- Date: 2024
- Publisher: Street Noise

Creative team
- Writer: Maria Sweeney
- Artist: Maria Sweeney
- ISBN: 9781951491260

= Brittle Joints =

2024 graphic memoir by Maria Sweeney

Brittle Joints is a 2024 graphic novel memoir by Maria Sweeney, covering her life with Bruck syndrome.

== Background ==
Sweeney was born in 1994 with Bruck syndrome, a rare and progressive disability. Due to her disability, Sweeney has chronic pain and is an ambulatory wheelchair user. She has cited a desire to "clear the road for other disabled people" as a motivation for the work.

== Reception ==
Brittle Joints received starred reviews from Publishers Weekly and Foreword Reviews.
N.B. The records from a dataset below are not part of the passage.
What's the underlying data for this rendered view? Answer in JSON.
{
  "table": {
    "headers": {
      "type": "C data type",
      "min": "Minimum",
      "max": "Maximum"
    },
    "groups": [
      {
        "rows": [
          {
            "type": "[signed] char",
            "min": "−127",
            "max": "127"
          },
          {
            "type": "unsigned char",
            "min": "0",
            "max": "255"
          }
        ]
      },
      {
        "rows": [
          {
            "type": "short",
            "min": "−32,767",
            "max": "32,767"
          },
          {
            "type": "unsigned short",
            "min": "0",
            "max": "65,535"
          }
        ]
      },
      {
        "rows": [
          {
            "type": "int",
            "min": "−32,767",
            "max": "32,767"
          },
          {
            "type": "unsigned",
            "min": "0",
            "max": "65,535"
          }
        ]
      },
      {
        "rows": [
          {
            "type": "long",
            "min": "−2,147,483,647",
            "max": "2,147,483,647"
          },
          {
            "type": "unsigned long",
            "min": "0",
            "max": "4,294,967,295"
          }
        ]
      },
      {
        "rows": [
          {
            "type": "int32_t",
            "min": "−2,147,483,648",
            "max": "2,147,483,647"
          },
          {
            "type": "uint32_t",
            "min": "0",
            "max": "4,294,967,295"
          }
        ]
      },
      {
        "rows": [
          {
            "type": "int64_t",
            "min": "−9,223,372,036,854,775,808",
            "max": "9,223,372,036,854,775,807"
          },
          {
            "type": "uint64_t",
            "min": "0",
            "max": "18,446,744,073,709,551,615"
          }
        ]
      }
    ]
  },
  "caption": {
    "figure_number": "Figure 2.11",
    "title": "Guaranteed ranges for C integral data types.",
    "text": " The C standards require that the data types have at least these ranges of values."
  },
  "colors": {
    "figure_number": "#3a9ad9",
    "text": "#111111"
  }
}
Publishers Weekly described it as a "a candid portrait of life with a disability, drawn in delicate brushstrokes and natural colors" and compared it to Ellen Forney’s Marbles.

The book was included on the 2024 New York Public Library Best Books for Adults list and was in the Graphic Novels & Comics Round Table's 2024 Best Graphic Novels for Adults Reading List Top Ten.

It was nominated for the 2025 Ringo Award for Best Non-fiction Comic Work and the Eisner Award for Best Painter/Digital Artist.